Tyler Cowen has a new Bloomberg article discussing why China may never democratize:
The argument that China will become democratic rested on observations of Japan, Taiwan and South Korea, all nearby countries that became democratic or sustained a democracy once they were sufficiently wealthy. The middle classes in these countries wanted accountable government, and ultimately the autocracies were willing to step aside and support democratic transitions, albeit with the Japanese path being more closely linked to the American postwar settlement and occupation. Much of Eastern Europe and Latin America became democratic too, and so it seemed plausible that China might be next in line.
Conversely, there are two powerful arguments that China will not become democratic. First, China never has been democratic in thousands of years of history, and perhaps that history simply will continue.
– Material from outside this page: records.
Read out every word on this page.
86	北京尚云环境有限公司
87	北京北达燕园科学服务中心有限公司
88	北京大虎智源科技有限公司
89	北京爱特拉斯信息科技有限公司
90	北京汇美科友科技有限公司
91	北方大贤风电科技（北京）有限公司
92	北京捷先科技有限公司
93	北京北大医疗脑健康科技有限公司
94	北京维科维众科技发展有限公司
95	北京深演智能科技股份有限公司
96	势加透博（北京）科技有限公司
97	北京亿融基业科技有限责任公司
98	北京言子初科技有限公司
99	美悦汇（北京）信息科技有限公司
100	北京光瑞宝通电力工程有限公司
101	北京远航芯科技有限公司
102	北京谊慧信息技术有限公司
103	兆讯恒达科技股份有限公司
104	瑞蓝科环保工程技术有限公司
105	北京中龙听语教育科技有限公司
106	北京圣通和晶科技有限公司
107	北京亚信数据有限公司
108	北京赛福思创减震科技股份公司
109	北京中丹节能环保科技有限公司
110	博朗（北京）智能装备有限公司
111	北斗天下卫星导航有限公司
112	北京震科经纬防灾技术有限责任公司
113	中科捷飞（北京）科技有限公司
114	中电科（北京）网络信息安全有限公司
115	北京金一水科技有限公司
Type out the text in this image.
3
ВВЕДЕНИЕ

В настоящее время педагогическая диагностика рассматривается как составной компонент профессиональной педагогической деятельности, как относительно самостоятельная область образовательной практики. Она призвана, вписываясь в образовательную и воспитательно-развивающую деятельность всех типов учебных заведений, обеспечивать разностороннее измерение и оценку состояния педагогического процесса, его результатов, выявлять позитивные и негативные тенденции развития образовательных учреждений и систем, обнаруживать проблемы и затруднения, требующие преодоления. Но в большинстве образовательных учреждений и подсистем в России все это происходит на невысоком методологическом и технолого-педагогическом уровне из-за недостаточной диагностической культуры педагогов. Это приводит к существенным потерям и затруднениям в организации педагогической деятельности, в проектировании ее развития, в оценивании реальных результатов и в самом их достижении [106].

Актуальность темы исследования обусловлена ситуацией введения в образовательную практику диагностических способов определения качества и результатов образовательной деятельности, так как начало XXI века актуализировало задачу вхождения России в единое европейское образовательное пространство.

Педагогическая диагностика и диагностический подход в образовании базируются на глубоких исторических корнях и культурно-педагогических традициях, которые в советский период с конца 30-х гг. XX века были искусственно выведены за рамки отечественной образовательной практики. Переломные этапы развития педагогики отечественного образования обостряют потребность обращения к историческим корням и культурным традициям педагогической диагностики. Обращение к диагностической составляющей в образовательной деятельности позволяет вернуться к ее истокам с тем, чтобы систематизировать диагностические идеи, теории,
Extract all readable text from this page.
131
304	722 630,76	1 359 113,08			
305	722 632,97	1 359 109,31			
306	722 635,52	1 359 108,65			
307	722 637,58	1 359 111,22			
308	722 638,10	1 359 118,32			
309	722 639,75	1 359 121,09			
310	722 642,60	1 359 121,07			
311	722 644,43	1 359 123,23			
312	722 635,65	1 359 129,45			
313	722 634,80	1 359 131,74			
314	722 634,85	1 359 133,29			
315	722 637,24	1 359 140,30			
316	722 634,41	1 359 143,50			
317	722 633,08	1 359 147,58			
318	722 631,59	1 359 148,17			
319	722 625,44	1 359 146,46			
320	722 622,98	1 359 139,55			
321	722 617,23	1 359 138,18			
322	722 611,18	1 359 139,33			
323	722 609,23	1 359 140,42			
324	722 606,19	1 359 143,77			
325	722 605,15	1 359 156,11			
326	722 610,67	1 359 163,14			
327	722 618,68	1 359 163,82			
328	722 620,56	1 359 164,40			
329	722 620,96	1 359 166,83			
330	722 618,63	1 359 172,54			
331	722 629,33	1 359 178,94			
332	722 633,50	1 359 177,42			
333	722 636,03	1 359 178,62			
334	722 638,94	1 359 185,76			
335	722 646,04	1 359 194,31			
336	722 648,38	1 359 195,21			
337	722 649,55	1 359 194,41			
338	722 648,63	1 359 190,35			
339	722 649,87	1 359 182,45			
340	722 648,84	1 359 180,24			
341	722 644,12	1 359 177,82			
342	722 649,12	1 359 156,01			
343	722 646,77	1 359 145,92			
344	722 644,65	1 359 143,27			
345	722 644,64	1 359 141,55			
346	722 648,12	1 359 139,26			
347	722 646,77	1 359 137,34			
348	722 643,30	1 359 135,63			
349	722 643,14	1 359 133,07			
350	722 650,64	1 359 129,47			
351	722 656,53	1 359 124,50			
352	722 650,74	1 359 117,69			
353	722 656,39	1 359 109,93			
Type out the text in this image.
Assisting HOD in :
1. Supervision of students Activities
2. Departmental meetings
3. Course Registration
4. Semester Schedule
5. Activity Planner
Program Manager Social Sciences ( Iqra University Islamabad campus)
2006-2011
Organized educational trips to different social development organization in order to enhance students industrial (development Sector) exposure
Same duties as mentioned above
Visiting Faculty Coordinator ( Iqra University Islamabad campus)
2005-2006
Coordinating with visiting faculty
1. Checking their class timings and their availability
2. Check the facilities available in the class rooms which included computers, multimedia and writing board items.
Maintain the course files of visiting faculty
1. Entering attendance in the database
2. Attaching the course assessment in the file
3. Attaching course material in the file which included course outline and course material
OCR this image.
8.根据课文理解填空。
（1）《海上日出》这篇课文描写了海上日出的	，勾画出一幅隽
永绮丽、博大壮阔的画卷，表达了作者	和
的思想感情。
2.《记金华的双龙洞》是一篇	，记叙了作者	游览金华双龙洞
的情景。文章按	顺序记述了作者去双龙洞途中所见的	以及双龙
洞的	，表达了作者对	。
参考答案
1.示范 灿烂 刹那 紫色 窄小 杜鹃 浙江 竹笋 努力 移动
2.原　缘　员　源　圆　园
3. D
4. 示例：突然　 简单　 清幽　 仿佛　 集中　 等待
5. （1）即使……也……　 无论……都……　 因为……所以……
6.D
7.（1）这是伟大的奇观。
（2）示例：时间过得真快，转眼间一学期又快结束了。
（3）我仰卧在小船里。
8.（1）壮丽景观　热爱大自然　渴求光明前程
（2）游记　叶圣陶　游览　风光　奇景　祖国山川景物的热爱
Second, the middle to upper middle class is still a minority in China, and will stay so for a long time. A smaller country can build up in percentage terms a larger middle class, by exporting, than can a very large and populous country. There’s just not enough demand in global markets to elevate all or even most of the Chinese people, and so Chinese inequality likely will stay high, to the detriment of democratic forces.
In essence, many of the wealthier Chinese trust the Communist Party to look after their interests more than they trust elections.
Both of these arguments are wrong, although the final sentence I quoted is entirely accurate. Many affluent urban Chinese do not support democracy because they worry that it would turn the country over to the rural poor. Today.
Nonetheless, both of Tyler’s arguments are wrong:
1. The fact that China has thousands of years of non-democracy carries exactly zero weight, because all countries had thousands of years of non-democracy before becoming democratic. It’s simply not a “powerful argument”—it carries no weight. So the fact that East Asia is increasingly democratic is very relevant. Those East Asian democracies also had thousands of years of non-democracy before first becoming democratic.
2. And it’s true that the middle and upper middle class are still a minority in China, but it is not true that things will stay that way for a very long time. China will be mostly middle class by 2050. A big issue in China today is the fact that working class wages are rising faster than professional white collar wages, and indeed are often higher. College grads complain that factory workers and construction workers make more than they do. And all wages are rising very fast.
In my view the relevant odds are as follows:
1. Odds of China becoming democratic: 95%
2. Odds of China never becoming democratic, and most of the rest of the democratic world reverting to authoritarianism: 4.99%
3. Odds of China never becoming democratic, but most of the rest of the developed world staying democratic: 0.01%
So if China really never does become democratic, the real story is that democracy will fade away in the rest of the world. It’s simply not plausible that we’d continue on for hundreds of thousands of years with China non-democratic and South Korea, Japan and Taiwan democratic. That’s not how things work. Something has to give.
You can’t be pessimistic about China and optimistic about the world, at least in the very long run.
PS. Here’s China Daily, telling white collar workers to stop complaining that blue collar workers make more than they do:
Manual workers deserve the high wages they get
DATA ON AN employment exchange website show the average monthly income of construction workers in Chengdu, Sichuan province, was 8,300 yuan ($1,210) last year, with skilled bar benders, bricklayers, carpenters and painters earning more than 10,000 yuan. In contrast, the average monthly salary of clerks and secretaries was about 3,800 yuan. An article on youth.cn comments:
The huge income gap between blue-collar and white-collar workers may be surprising for many people. But manual workers’ incomes have been rising over the past few years because of the supply-demand law.
Each year, 7 million college graduates enter the job market, while the number of skilled laborers joining the workforce is much lower, because it takes years for a worker to become an expert in his/her field while clerks can learn their job in months.
If blue collar workers really are making $15,000/year, in a country with a much lower cost of living than the US, then I may be excessively conservative in my 2050 date for a majority of China being middle class. It’s coming faster than almost anyone imagined.